J.K. Rowling, who brought the Potter character to life
Joanne Rowling was born on 31st July 1965. Dianne, her younger sister, was born almost two years later and Joanne’s earliest childhood memory is of Dianne’s arrival. She, her sister and her parents lived in Winterbourne, Gloucestershire, until Joanne was nine, when the family moved to Tutshill, near Chepstow.
Joanne grew up surrounded by books as her mum and dad loved reading – she says, ‘I lived for books … I was your basic common-or-garden bookworm, complete with freckles and National Health spectacles.’ From an early age Joanne wanted to be a writer. She wrote her first book at the age of six – a story about a rabbit called Rabbit. Then when she was eleven she wrote a novel about seven cursed diamonds and the people who owned them.

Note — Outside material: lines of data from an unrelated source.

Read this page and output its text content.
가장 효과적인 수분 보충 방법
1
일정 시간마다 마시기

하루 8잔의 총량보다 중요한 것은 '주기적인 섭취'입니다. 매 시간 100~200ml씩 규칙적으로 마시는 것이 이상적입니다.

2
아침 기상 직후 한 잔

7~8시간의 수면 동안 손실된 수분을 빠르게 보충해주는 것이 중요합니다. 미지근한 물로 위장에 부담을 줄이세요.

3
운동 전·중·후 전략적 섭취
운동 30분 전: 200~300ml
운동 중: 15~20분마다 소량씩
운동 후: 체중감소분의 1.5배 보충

Joanne went to school at Wyedean Comprehensive School and then went on to study French and Classics at the University of Exeter. Her Classics studies would come in very handy later when she was thinking up all the spells in Harry Potter, some of which are based on Latin!
J.K. Rowling first had the idea for Harry Potter while delayed on a train travelling from Manchester to London King’s Cross in 1990. Over the next five years, she began to plan out the seven books of the series. She wrote mostly in longhand and amassed a mountain of notes, many of which were on scraps of paper.

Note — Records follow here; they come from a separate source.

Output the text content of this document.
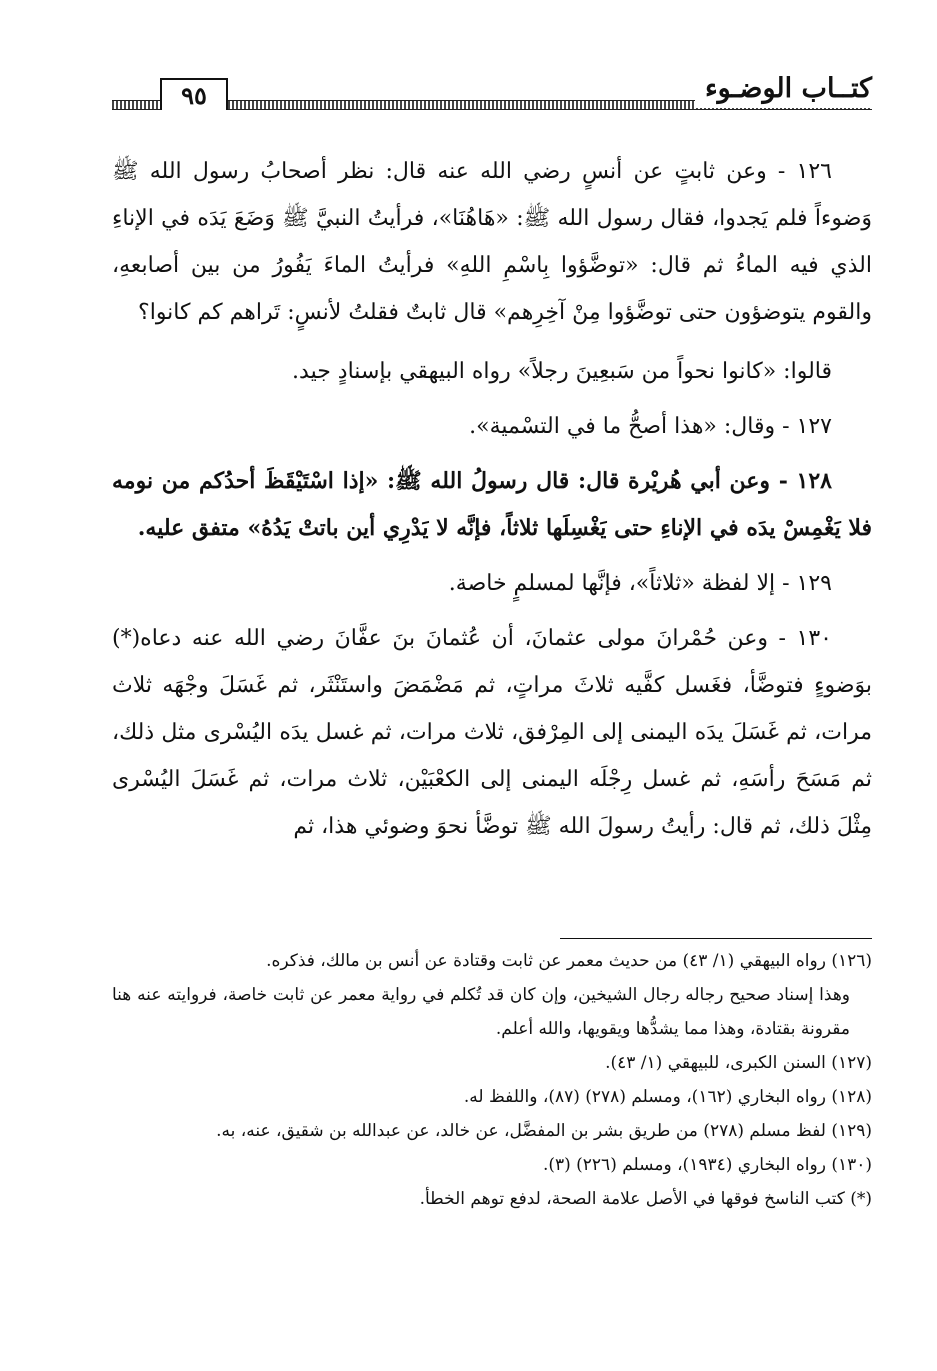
كتــاب الوضـوء
٩٥

١٢٦ - وعن ثابتٍ عن أنسٍ رضي الله عنه قال: نظر أصحابُ رسول الله ﷺ وَضوءاً فلم يَجدوا، فقال رسول الله ﷺ: «هَاهُنَا»، فرأيتُ النبيَّ ﷺ وَضَعَ يَدَه في الإناءِ الذي فيه الماءُ ثم قال: «توضَّؤوا بِاسْمِ اللهِ» فرأيتُ الماءَ يَفُورُ من بين أصابعهِ، والقوم يتوضؤون حتى توضَّؤوا مِنْ آخِرِهم» قال ثابتٌ فقلتُ لأنسٍ: تَراهم كم كانوا؟

قالوا: «كانوا نحواً من سَبعِينَ رجلاً» رواه البيهقي بإسنادٍ جيد.

١٢٧ - وقال: «هذا أصحُّ ما في التسْمية».

١٢٨ - وعن أبي هُريْرة قال: قال رسولُ الله ﷺ: «إذا اسْتَيْقَظَ أحدُكم من نومه فلا يَغْمِسْ يدَه في الإناءِ حتى يَغْسِلَها ثلاثاً، فإنَّه لا يَدْرِي أين باتتْ يَدُهُ» متفق عليه.

١٢٩ - إلا لفظة «ثلاثاً»، فإنَّها لمسلمٍ خاصة.

١٣٠ - وعن حُمْرانَ مولى عثمانَ، أن عُثمانَ بنَ عفَّانَ رضي الله عنه دعاه(*) بوَضوءٍ فتوضَّأ، فغَسل كفَّيه ثلاثَ مراتٍ، ثم مَضْمَضَ واستَنْثَر، ثم غَسَلَ وجْهَه ثلاث مرات، ثم غَسَلَ يدَه اليمنى إلى المِرْفق، ثلاث مرات، ثم غسل يدَه اليُسْرى مثل ذلك، ثم مَسَحَ رأسَهِ، ثم غسل رِجْلَه اليمنى إلى الكعْبَيْن، ثلاث مرات، ثم غَسَلَ اليُسْرى مِثْلَ ذلك، ثم قال: رأيتُ رسولَ الله ﷺ توضَّأ نحوَ وضوئي هذا، ثم

(١٢٦) رواه البيهقي (١/ ٤٣) من حديث معمر عن ثابت وقتادة عن أنس بن مالك، فذكره.

وهذا إسناد صحيح رجاله رجال الشيخين، وإن كان قد تُكلم في رواية معمر عن ثابت خاصة، فروايته عنه هنا مقرونة بقتادة، وهذا مما يشدُّها ويقويها، والله أعلم.

(١٢٧) السنن الكبرى، للبيهقي (١/ ٤٣).

(١٢٨) رواه البخاري (١٦٢)، ومسلم (٢٧٨) (٨٧)، واللفظ له.

(١٢٩) لفظ مسلم (٢٧٨) من طريق بشر بن المفضَّل، عن خالد، عن عبدالله بن شقيق، عنه، به.

(١٣٠) رواه البخاري (١٩٣٤)، ومسلم (٢٢٦) (٣).

(*) كتب الناسخ فوقها في الأصل علامة الصحة، لدفع توهم الخطأ.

She arrived in Edinburgh in 1993 with three chapters of Harry Potter and the Philosopher’s Stone in her suitcase. By now she had a baby daughter, Jessica, but she continued to write in every spare moment she could find. When Joanne had finished the manuscript, she sent the first three chapters to a number of literary agents, one of whom wrote back asking to see the rest of it. She says that it was ‘the best letter I had ever received in my life’.
After finishing the first book and whilst training as a teacher, Harry Potter was accepted for publication by Bloomsbury. Harry Potter and the Philosopher’s Stone quickly became a bestseller on publication in 1997. As the book was translated into other languages, Harry Potter started spreading round the globe – and J.K. Rowling was soon receiving thousands of letters from fans.

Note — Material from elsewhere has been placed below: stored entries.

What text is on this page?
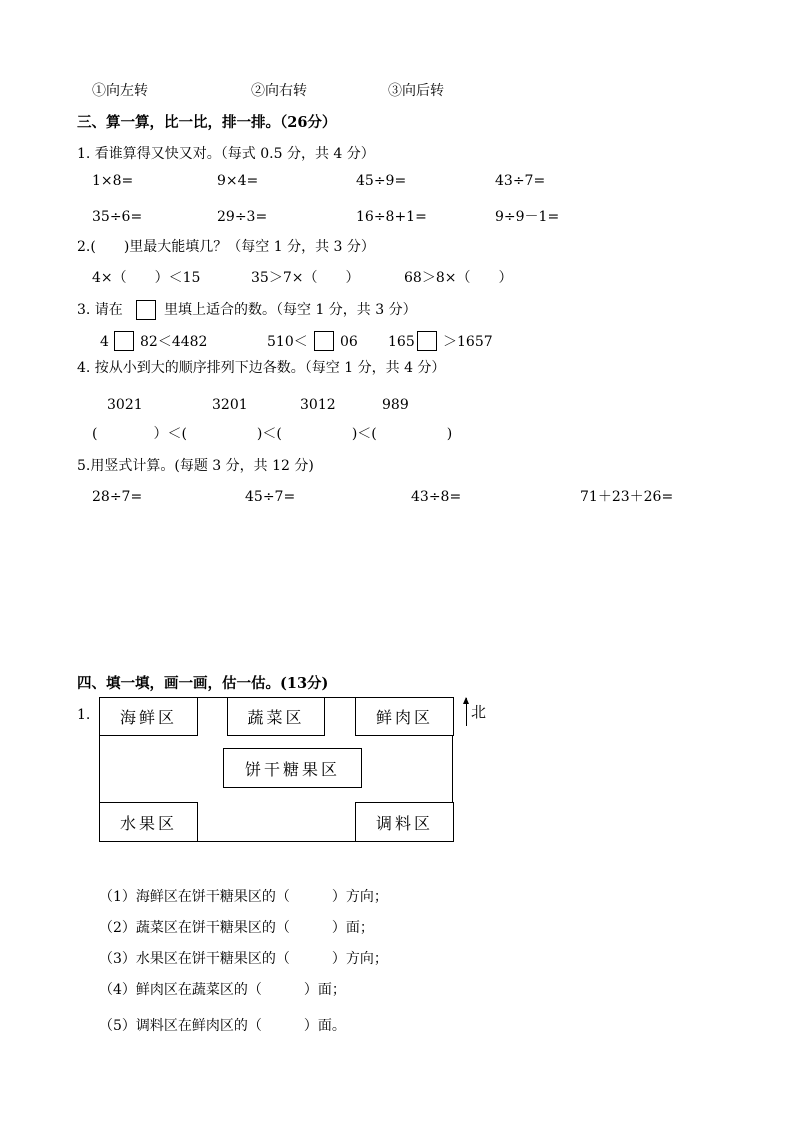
①向左转	②向右转	③向后转
三、算一算，比一比，排一排。（26分）
1. 看谁算得又快又对。（每式 0.5 分，共 4 分）
1×8=	9×4=	45÷9=	43÷7=
35÷6=	29÷3=	16÷8+1=	9÷9－1=
2.(　　)里最大能填几？（每空 1 分，共 3 分）
4×（　　）＜15	35＞7×（　　）	68＞8×（　　）
3. 请在	里填上适合的数。（每空 1 分，共 3 分）
4 82＜4482	510＜ 06 165 ＞1657
4. 按从小到大的顺序排列下边各数。（每空 1 分，共 4 分）
3021	3201	3012	989
(　　　　）＜(　　　　　)＜(　　　　　)＜(　　　　　)
5.用竖式计算。(每题 3 分，共 12 分)
28÷7=	45÷7=	43÷8=	71＋23＋26=
四、填一填，画一画，估一估。(13分)
1. 海鲜区	蔬菜区	鲜肉区
饼干糖果区
水果区	调料区
北
（1）海鲜区在饼干糖果区的（　　　）方向；
（2）蔬菜区在饼干糖果区的（　　　）面；
（3）水果区在饼干糖果区的（　　　）方向；
（4）鲜肉区在蔬菜区的（　　　）面；
（5）调料区在鲜肉区的（　　　）面。
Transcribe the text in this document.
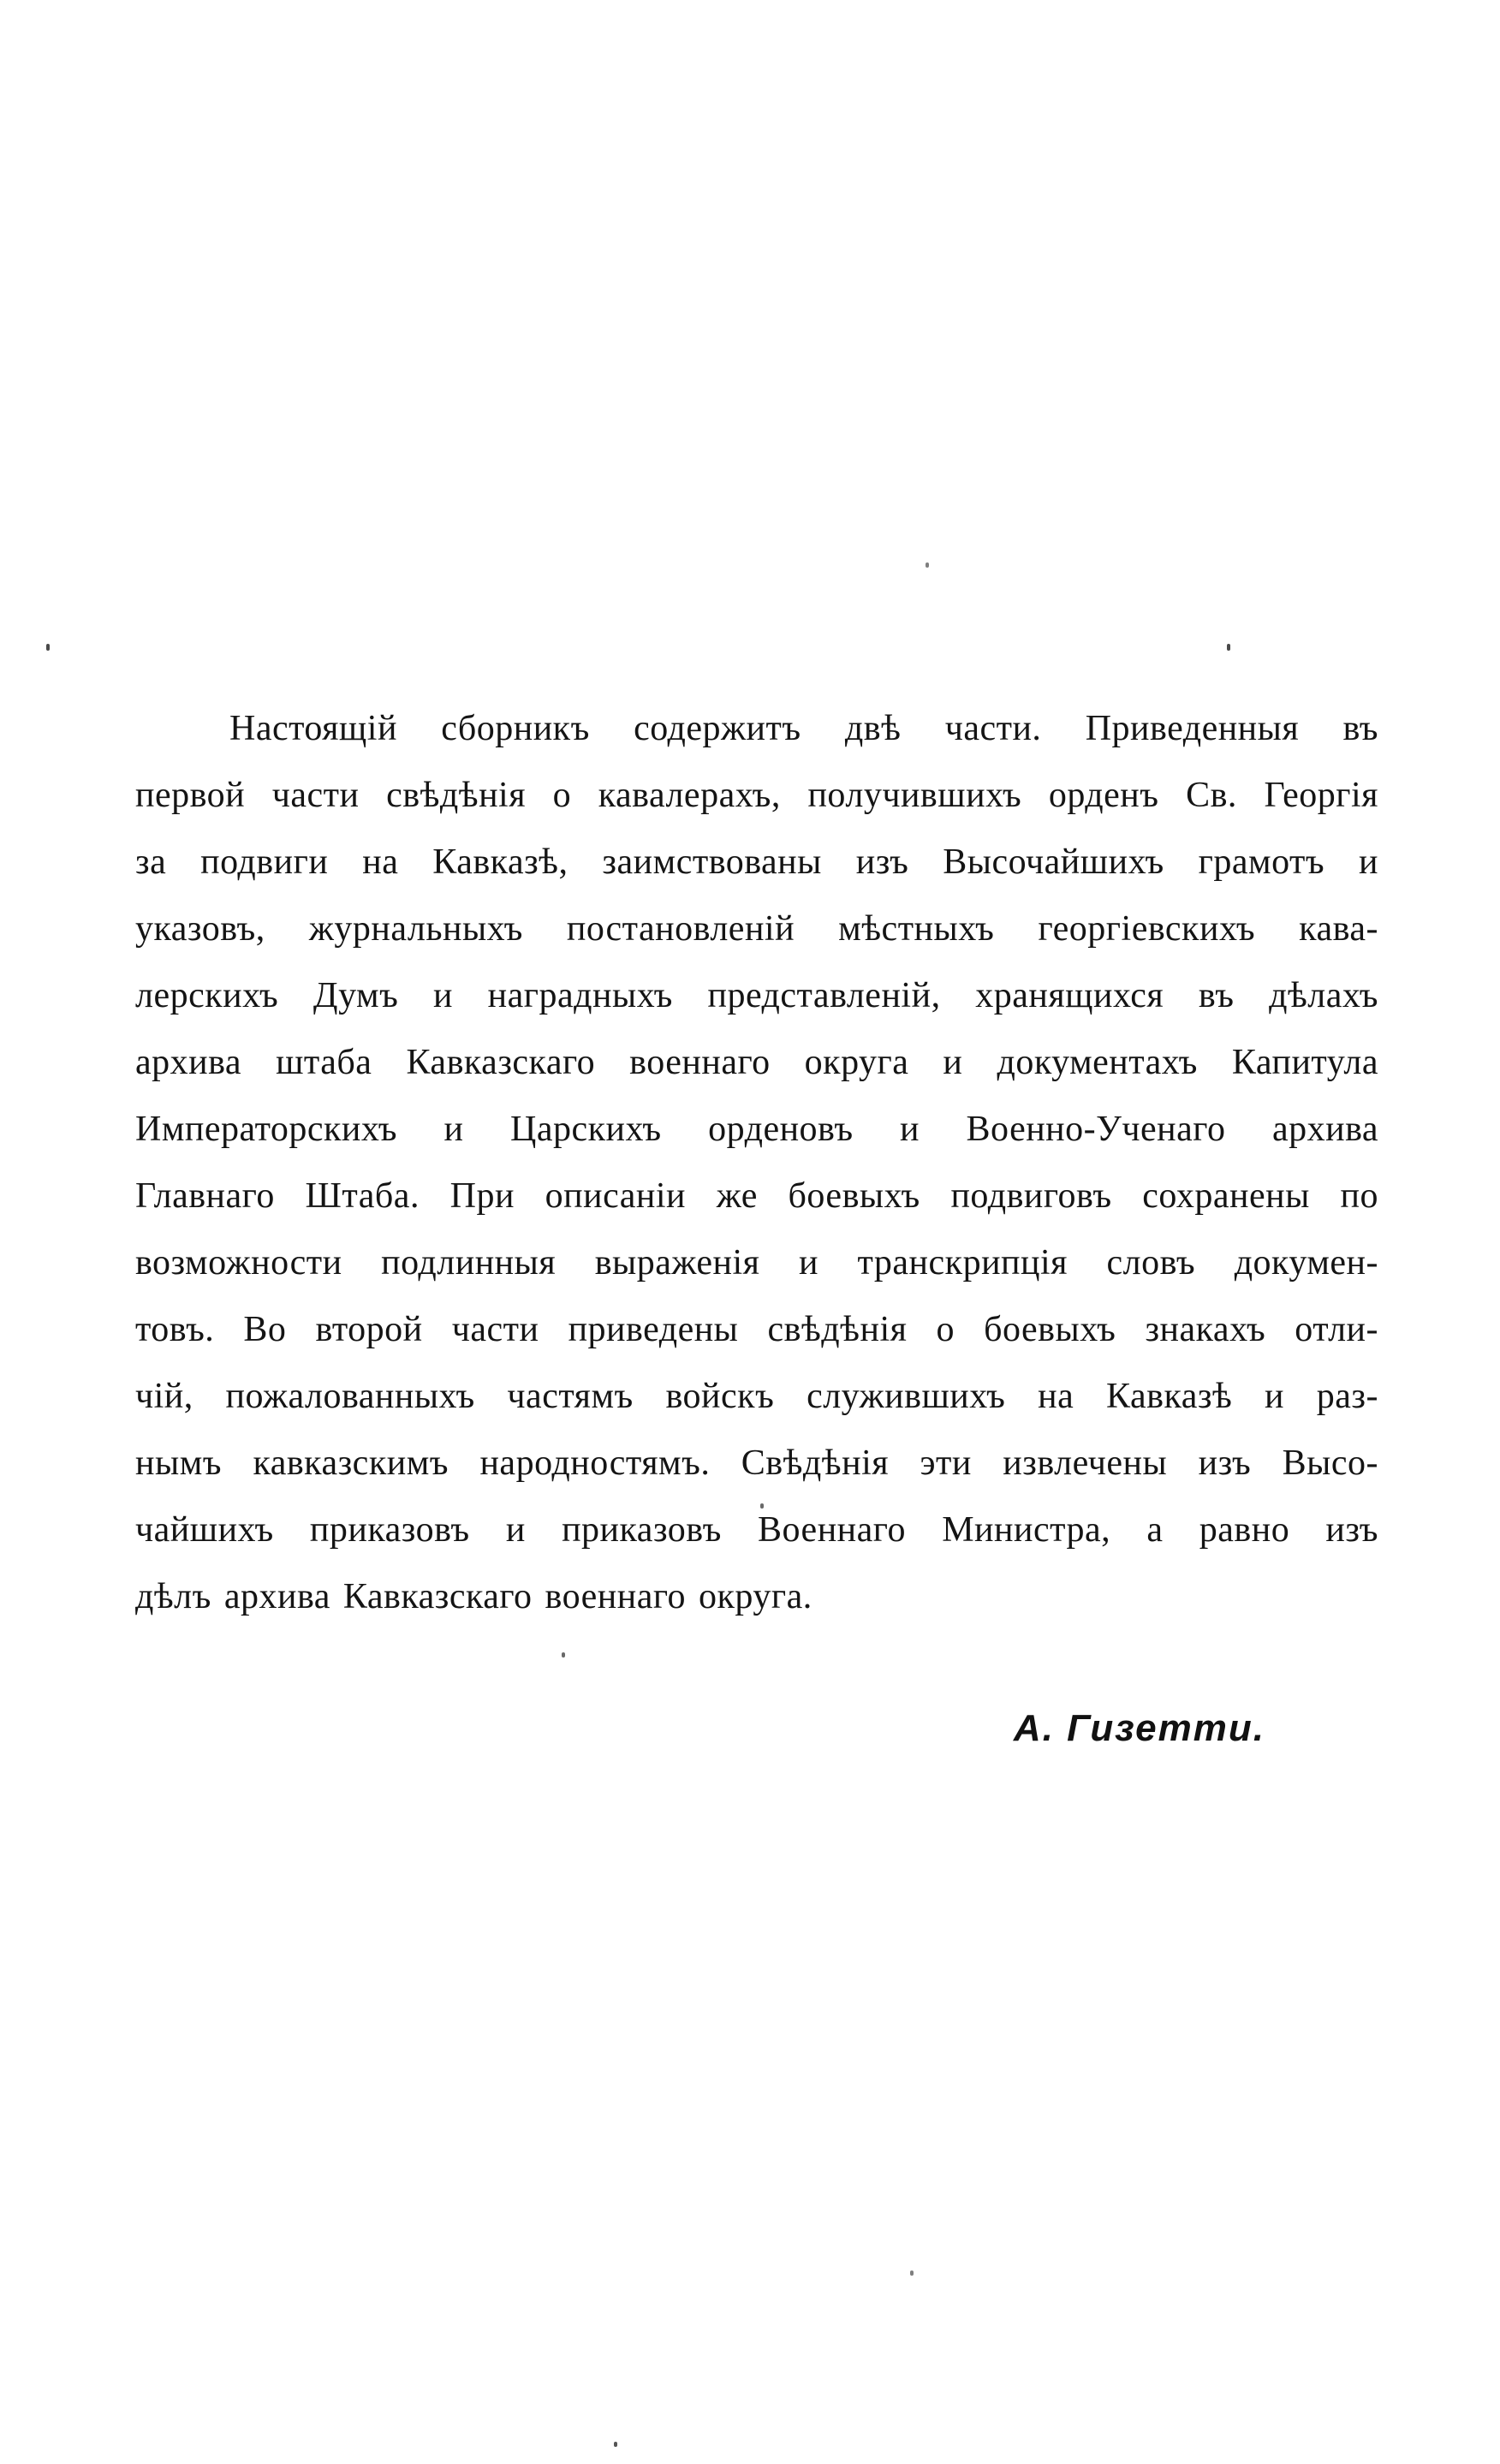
Настоящій сборникъ содержитъ двѣ части. Приведенныя въ
первой части свѣдѣнія о кавалерахъ, получившихъ орденъ Св. Георгія
за подвиги на Кавказѣ, заимствованы изъ Высочайшихъ грамотъ и
указовъ, журнальныхъ постановленій мѣстныхъ георгіевскихъ кава-
лерскихъ Думъ и наградныхъ представленій, хранящихся въ дѣлахъ
архива штаба Кавказскаго военнаго округа и документахъ Капитула
Императорскихъ и Царскихъ орденовъ и Военно-Ученаго архива
Главнаго Штаба. При описаніи же боевыхъ подвиговъ сохранены по
возможности подлинныя выраженія и транскрипція словъ докумен-
товъ. Во второй части приведены свѣдѣнія о боевыхъ знакахъ отли-
чій, пожалованныхъ частямъ войскъ служившихъ на Кавказѣ и раз-
нымъ кавказскимъ народностямъ. Свѣдѣнія эти извлечены изъ Высо-
чайшихъ приказовъ и приказовъ Военнаго Министра, а равно изъ
дѣлъ архива Кавказскаго военнаго округа.
А. Гизетти.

The Harry Potter books have since broken many records. In 2007 Harry Potter and the Deathly Hallows became the fastest-selling book ever, selling 2.65 million in the first 24 hours in the UK. The Harry Potter series is now published in 80 languages, and over 500 million copies have been sold across the world. J.K. Rowling has also written three companion volumes in aid of charity: Quidditch through the Ages and Fantastic Beasts and Where to Find Them (in aid of Comic Relief and Lumos); and The Tales of Beedle the Bard (in aid of Lumos). In 2015 J.K. Rowling’s 2008 Harvard commencement speech was published under the title ‘Very Good Lives: The Fringe Benefits of Failure and the Importance of Imagination’ (in aid of Lumos and university financial aid at Harvard). In 2012, J.K. Rowling’s digital company Pottermore was launched, which became Wizarding World Digital in 2019. Pottermore Publishing continues to be the global digital publisher of Harry Potter, Fantastic Beasts and the Wizarding World. J.K. Rowling has written a film script inspired by Fantastic Beasts and Where to find them, with the film due for release in autumn 2016. In addition to J.K Rowling’s collaboration on Harry Potter and the Cursed Child Parts I & II, an original new story by J.K.Rowling, Jack Thorne and John Tiffany, a new play by Jack Thorne, she is also making her screenwriting debut with the film Fantastic Beasts and Where to Find Them, a further extension of the wizarding world, due for release in November 2016.
J.K. Rowling has received many awards and honours, including an OBE for services to children’s literature, France’s Légion d’Honneur, and the Hans Christian Andersen Award.